JAKARTA – Direktorat Tindak Pidana Umum (Dittipidum) Bareskrim Polri menyatakan sedang menyelidiki tindakan hukum pagar laut pada Wilayah Tangerang. Polri sudah ada mengeluarkan surat perintah dimulainya penyelidikan (SPDP) sejak 10 Januari 2025 lalu.
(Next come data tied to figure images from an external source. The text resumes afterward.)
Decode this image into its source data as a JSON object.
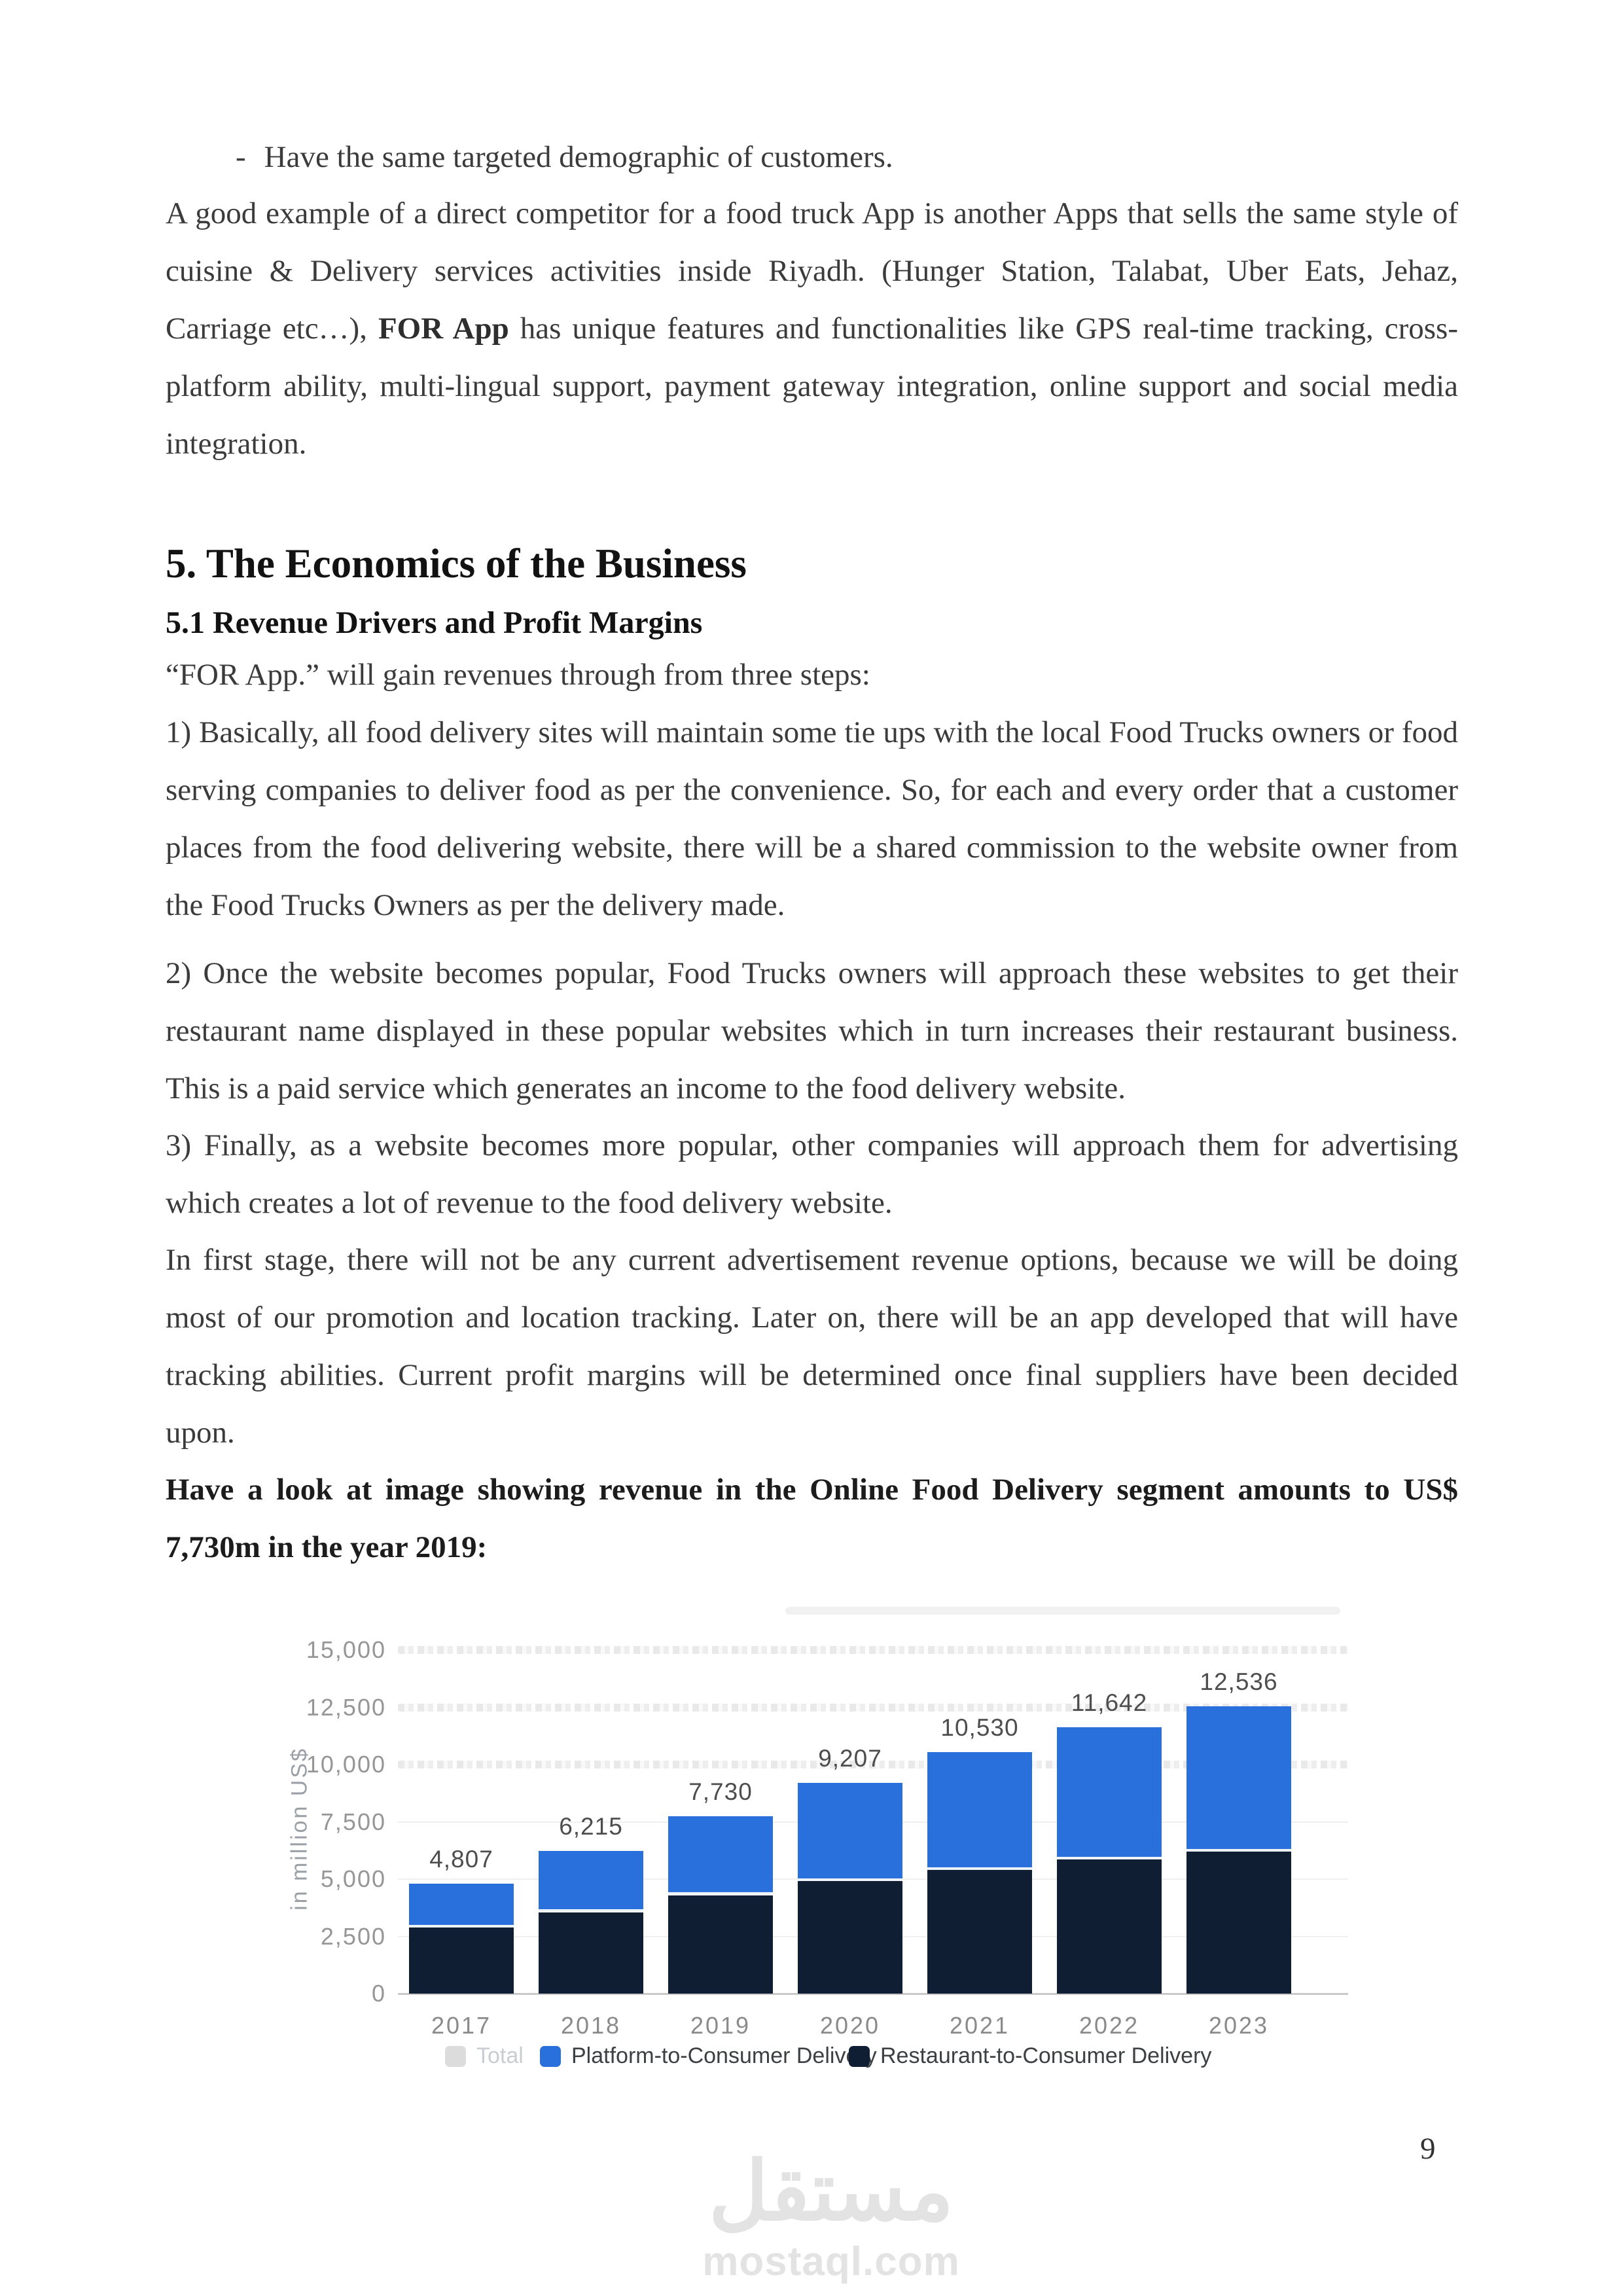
{
  "content": {
    "bullet_dash": "-",
    "bullet_text": "Have the same targeted demographic of customers.",
    "para_competitor": {
      "part1": "A good example of a direct competitor for a food truck App is another Apps that sells the same style of cuisine & Delivery services activities inside Riyadh. (Hunger Station, Talabat, Uber Eats, Jehaz, Carriage etc…), ",
      "bold": "FOR App",
      "part2": " has unique features and functionalities like GPS real-time tracking, cross-platform ability, multi-lingual support, payment gateway integration, online support and social media integration."
    },
    "heading": "5. The Economics of the Business",
    "subheading": "5.1 Revenue Drivers and Profit Margins",
    "intro_line": "“FOR App.” will gain revenues through from three steps:",
    "step1": "1) Basically, all food delivery sites will maintain some tie ups with the local Food Trucks owners or food serving companies to deliver food as per the convenience. So, for each and every order that a customer places from the food delivering website, there will be a shared commission to the website owner from the Food Trucks Owners as per the delivery made.",
    "step2": "2) Once the website becomes popular, Food Trucks owners will approach these websites to get their restaurant name displayed in these popular websites which in turn increases their restaurant business. This is a paid service which generates an income to the food delivery website.",
    "step3": "3) Finally, as a website becomes more popular, other companies will approach them for advertising which creates a lot of revenue to the food delivery website.",
    "stage_para": "In first stage, there will not be any current advertisement revenue options, because we will be doing most of our promotion and location tracking. Later on, there will be an app developed that will have tracking abilities.  Current profit margins will be determined once final suppliers have been decided upon.",
    "cta_line": "Have a look at image showing revenue in the Online Food Delivery segment amounts to US$ 7,730m in the year 2019:"
  },
  "chart_data": {
    "type": "bar",
    "stacked": true,
    "ylabel": "in million US$",
    "categories": [
      "2017",
      "2018",
      "2019",
      "2020",
      "2021",
      "2022",
      "2023"
    ],
    "series": [
      {
        "name": "Restaurant-to-Consumer Delivery",
        "color": "#101e33",
        "values": [
          2880,
          3557,
          4300,
          4910,
          5390,
          5853,
          6197
        ]
      },
      {
        "name": "Platform-to-Consumer Delivery",
        "color": "#2a70dc",
        "values": [
          1927,
          2658,
          3430,
          4297,
          5140,
          5789,
          6339
        ]
      }
    ],
    "totals": [
      4807,
      6215,
      7730,
      9207,
      10530,
      11642,
      12536
    ],
    "total_labels": [
      "4,807",
      "6,215",
      "7,730",
      "9,207",
      "10,530",
      "11,642",
      "12,536"
    ],
    "y_ticks": [
      "15,000",
      "12,500",
      "10,000",
      "7,500",
      "5,000",
      "2,500",
      "0"
    ],
    "y_tick_values": [
      15000,
      12500,
      10000,
      7500,
      5000,
      2500,
      0
    ],
    "ylim": [
      0,
      15000
    ],
    "grid": "horizontal",
    "legend_position": "bottom",
    "legend": [
      {
        "label": "Total",
        "color": "#dcdcdc",
        "disabled": true
      },
      {
        "label": "Platform-to-Consumer Delivery",
        "color": "#2a70dc",
        "disabled": false
      },
      {
        "label": "Restaurant-to-Consumer Delivery",
        "color": "#101e33",
        "disabled": false
      }
    ]
  },
  "footer": {
    "watermark_arabic": "مستقل",
    "watermark_latin": "mostaql.com",
    "page_number": "9"
  }
}
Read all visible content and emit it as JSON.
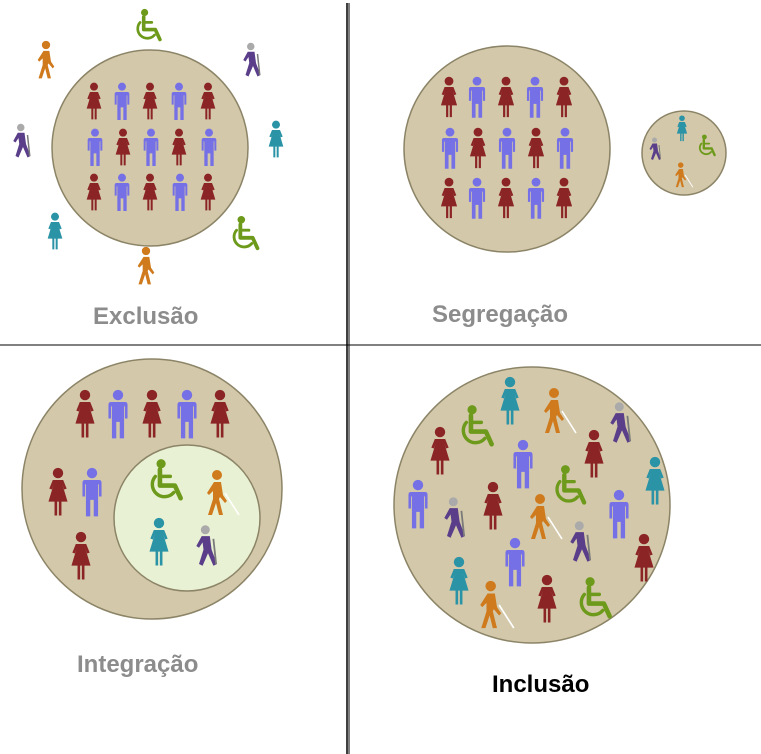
{
  "labels": {
    "exclusion": "Exclusão",
    "segregation": "Segregação",
    "integration": "Integração",
    "inclusion": "Inclusão"
  },
  "colors": {
    "circle_fill": "#d3c8aa",
    "circle_stroke": "#8c8467",
    "inner_circle_fill": "#e9f1d4",
    "woman_majority": "#8b2424",
    "man_majority": "#7570e6",
    "wheelchair_user": "#6d9a1b",
    "blind_person": "#cf7a1c",
    "crutch_person": "#5a3e8a",
    "teal_person": "#2a93a6",
    "divider": "#000000",
    "inactive_label": "#8c8c8c",
    "active_label": "#000000"
  },
  "icons": {
    "woman": "woman-icon",
    "man": "man-icon",
    "wheelchair": "wheelchair-icon",
    "blind": "blind-person-icon",
    "crutch": "crutch-person-icon",
    "teal_woman": "teal-woman-icon"
  },
  "highlighted_panel": "inclusion"
}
“Saya komunikasikan bahwa ketika mulainya pemberitaan di tempat awal Januari adanya pagar laut Tangerang, kami diperintahkan Kapolri untuk melaksanakan penyelidikan, kata Direktur Tindak Pidana Umum (Dirtipidum) Bareskrim Polri Brigjen Pol Djuhandhani Rahardjo pada keterangannya, Hari Jumat (31/1/2025).
“Itu kita mulai dengan memproduksi informasi, dalam mana surat perintah dimulainya penyelidikan itu diterbitkan 10 Januari 2025,” ujarnya.
Saat ini, kata dia, pihaknya berkoordinasi dengan beberapa kementerian seperti Kementerian Kelautan serta Perikanan (KKP) hingga Kementerian Agraria dan juga Tata Ruang/Badan Pertanahan Negara (ATR/BPN).
“Pada proses ini, sampai pada waktu ini kami masih melaksanakan penyelidikan dengan mengoleksi berbagai barang bukti ataupun keterangan,” katanya.
Bareskrim nantinya akan mengumumkan hasil penyelidikan terkait ada tidaknya perbuatan pelanggaran, baik terdiri dari pemalsuan serta lainnya yang digunakan menjadi dasar di proses penyelidikan.
“Nanti akan kami gulirkan apakah yang mana kami duga adanya perbuatan pelanggaran yaitu berbentuk pemalsuan dan juga sebagainya ini yang tersebut menjadi dasar kami di proses penyelidikan,” katanya.